My ultimate goal was to get custody of Malachi. To adopt him as my own. My dreams were to grow Sun Goddess and watch it flourish. Ezra was only eighteen. He wasn’t ready to be a stepfather. He wasn’t ready to deal with all the dedication and trials that came with owning a business either.
We would have to wait until next lifetime. It made my stomach flop. I hated how cruel it all was. I knew in the depths of me that he was special. He was the one but he was here too soon. Nothing was right and everything was chaotic for both of us.
“Shit. What time is it?” Ezra’s sleepy voice rumbled against my back, touching the shells of my ears.
“Seven,” I said sliding to the other side of the bed. He sat up and rubbed his beautifully drowsy eyes. He looked so damn perfect right then. High cheekbones and thick lashes. I wanted to kiss him so badly. I wanted to get up and make breakfast for him. I wanted to make love to him until it was time for us to open the studio. I wanted his fingers in my hair. I wanted his laugh against my mouth while he cracked jokes.
“I gotta sneak back across the street.” See? That was why we couldn’t be together. He was still at home. We’d have to sneak around. I was too old for shit like that. Honestly, so was he but he couldn’t see it yet. He couldn’t see that his mother had no real power over him beyond her mind control.
“Okay,” I nodded. I stared at him and he reached over, curling his fingers around the back of my neck. Flames licked my skin wherever he touched me. I knelt up and made my way to my new favorite place. Being settled in his lap made me feel safe.

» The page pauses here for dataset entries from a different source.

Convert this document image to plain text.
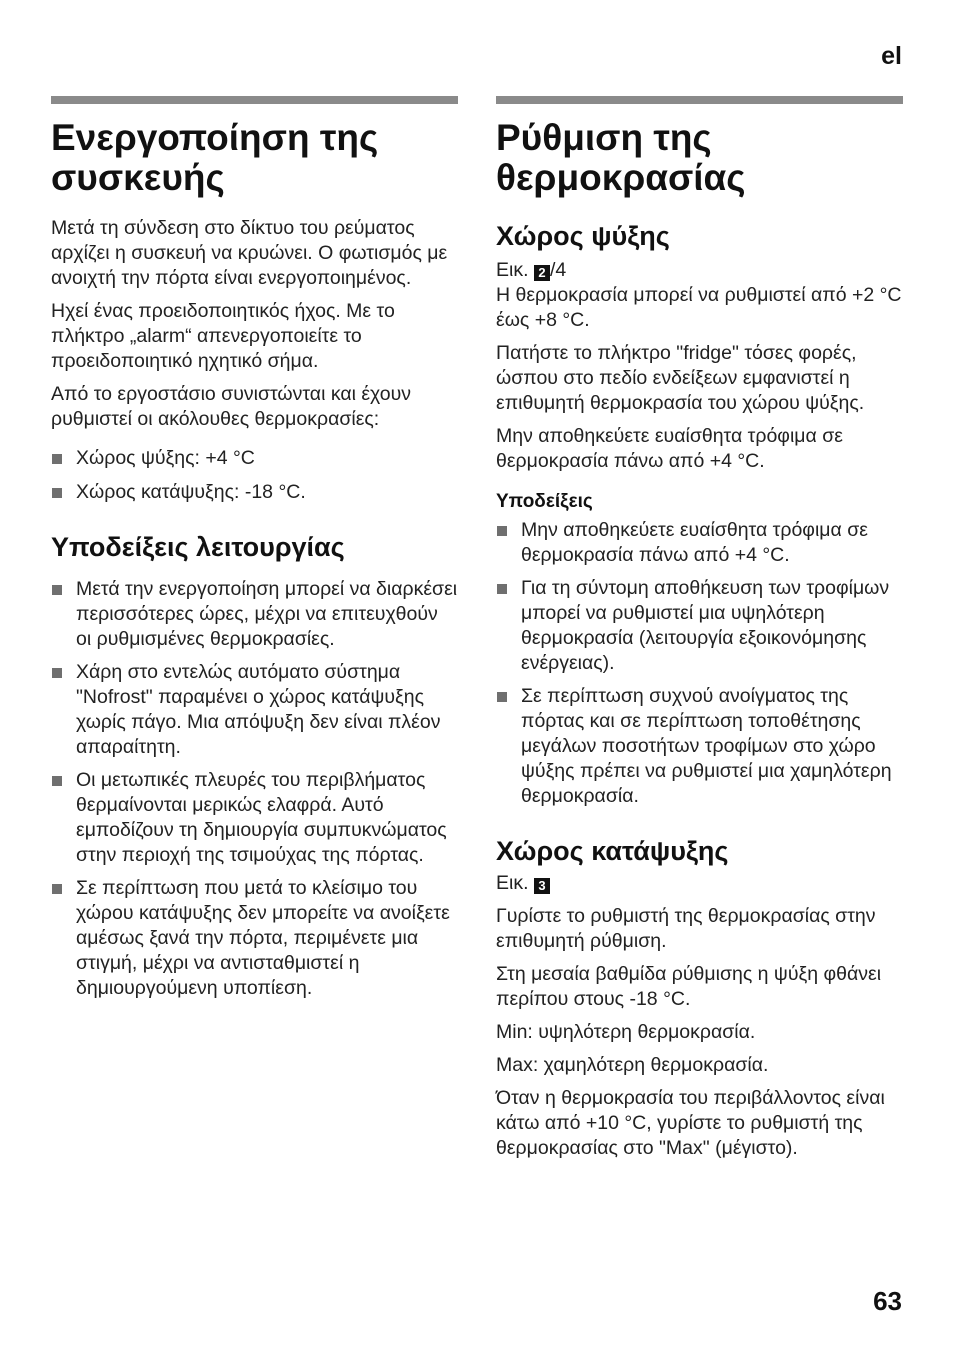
el
Ενεργοποίηση της
συσκευής

Μετά τη σύνδεση στο δίκτυο του ρεύματος αρχίζει η συσκευή να κρυώνει. Ο φωτισμός με ανοιχτή την πόρτα είναι ενεργοποιημένος.

Ηχεί ένας προειδοποιητικός ήχος. Με το πλήκτρο „alarm“ απενεργοποιείτε το προειδοποιητικό ηχητικό σήμα.

Από το εργοστάσιο συνιστώνται και έχουν ρυθμιστεί οι ακόλουθες θερμοκρασίες:

Χώρος ψύξης: +4 °C
Χώρος κατάψυξης: -18 °C.
Υποδείξεις λειτουργίας
Μετά την ενεργοποίηση μπορεί να διαρκέσει περισσότερες ώρες, μέχρι να επιτευχθούν οι ρυθμισμένες θερμοκρασίες.
Χάρη στο εντελώς αυτόματο σύστημα "Nofrost" παραμένει ο χώρος κατάψυξης χωρίς πάγο. Μια απόψυξη δεν είναι πλέον απαραίτητη.
Οι μετωπικές πλευρές του περιβλήματος θερμαίνονται μερικώς ελαφρά. Αυτό εμποδίζουν τη δημιουργία συμπυκνώματος στην περιοχή της τσιμούχας της πόρτας.
Σε περίπτωση που μετά το κλείσιμο του χώρου κατάψυξης δεν μπορείτε να ανοίξετε αμέσως ξανά την πόρτα, περιμένετε μια στιγμή, μέχρι να αντισταθμιστεί η δημιουργούμενη υποπίεση.
Ρύθμιση της
θερμοκρασίας
Χώρος ψύξης

Εικ. 2 /4

Η θερμοκρασία μπορεί να ρυθμιστεί από +2 °C έως +8 °C.

Πατήστε το πλήκτρο "fridge" τόσες φορές, ώσπου στο πεδίο ενδείξεων εμφανιστεί η επιθυμητή θερμοκρασία του χώρου ψύξης.

Μην αποθηκεύετε ευαίσθητα τρόφιμα σε θερμοκρασία πάνω από +4 °C.

Υποδείξεις
Μην αποθηκεύετε ευαίσθητα τρόφιμα σε θερμοκρασία πάνω από +4 °C.
Για τη σύντομη αποθήκευση των τροφίμων μπορεί να ρυθμιστεί μια υψηλότερη θερμοκρασία (λειτουργία εξοικονόμησης ενέργειας).
Σε περίπτωση συχνού ανοίγματος της πόρτας και σε περίπτωση τοποθέτησης μεγάλων ποσοτήτων τροφίμων στο χώρο ψύξης πρέπει να ρυθμιστεί μια χαμηλότερη θερμοκρασία.
Χώρος κατάψυξης

Εικ. 3

Γυρίστε το ρυθμιστή της θερμοκρασίας στην επιθυμητή ρύθμιση.

Στη μεσαία βαθμίδα ρύθμισης η ψύξη φθάνει περίπου στους -18 °C.

Min: υψηλότερη θερμοκρασία.

Max: χαμηλότερη θερμοκρασία.

Όταν η θερμοκρασία του περιβάλλοντος είναι κάτω από +10 °C, γυρίστε το ρυθμιστή της θερμοκρασίας στο "Max" (μέγιστο).

63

I straddled him and pretended not to feel his impressive dick stabbing into me from below. “Come by the studio later,” I told him pressing my lips against his forehead.
“I will.” He tugged at my ponytail and I bit my bottom lip. “You smell so fucking good.” His voice was rough enough to slough away all my logic. He pressed my body against his without much effort at all and my hips rocked against his hard dick involuntarily.

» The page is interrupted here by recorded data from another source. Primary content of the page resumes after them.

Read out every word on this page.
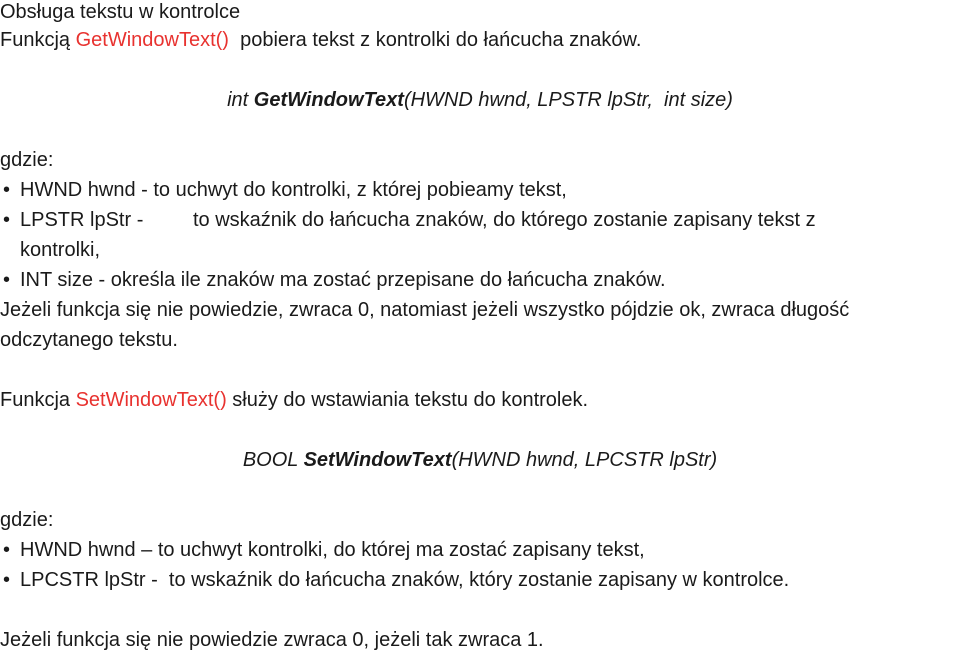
Obsługa tekstu w kontrolce
Funkcją GetWindowText()  pobiera tekst z kontrolki do łańcucha znaków.
int GetWindowText(HWND hwnd, LPSTR lpStr,  int size)
gdzie:
• HWND hwnd - to uchwyt do kontrolki, z której pobieamy tekst,
• LPSTR lpStr - to wskaźnik do łańcucha znaków, do którego zostanie zapisany tekst z
kontrolki,
• INT size - określa ile znaków ma zostać przepisane do łańcucha znaków.
Jeżeli funkcja się nie powiedzie, zwraca 0, natomiast jeżeli wszystko pójdzie ok, zwraca długość
odczytanego tekstu.
Funkcja SetWindowText() służy do wstawiania tekstu do kontrolek.
BOOL SetWindowText(HWND hwnd, LPCSTR lpStr)
gdzie:
• HWND hwnd – to uchwyt kontrolki, do której ma zostać zapisany tekst,
• LPCSTR lpStr -  to wskaźnik do łańcucha znaków, który zostanie zapisany w kontrolce.
Jeżeli funkcja się nie powiedzie zwraca 0, jeżeli tak zwraca 1.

“Thank you,” I said breathlessly.
“Tell me to go home, Solana,” he begged. His voice was too weak to hold onto resolve.
“Go home,” I muttered, my eyes falling shut. He drew in a long breath through his nose and I rocked forward slowly, angling his cock right against my aching pussy. I was so full of desire that it hurt. My nipples turned to pebbles, pointing straight at Ezra. They knew what they wanted.
“Yeah, that’s not working.” His hands slid under my shirt and up my spine.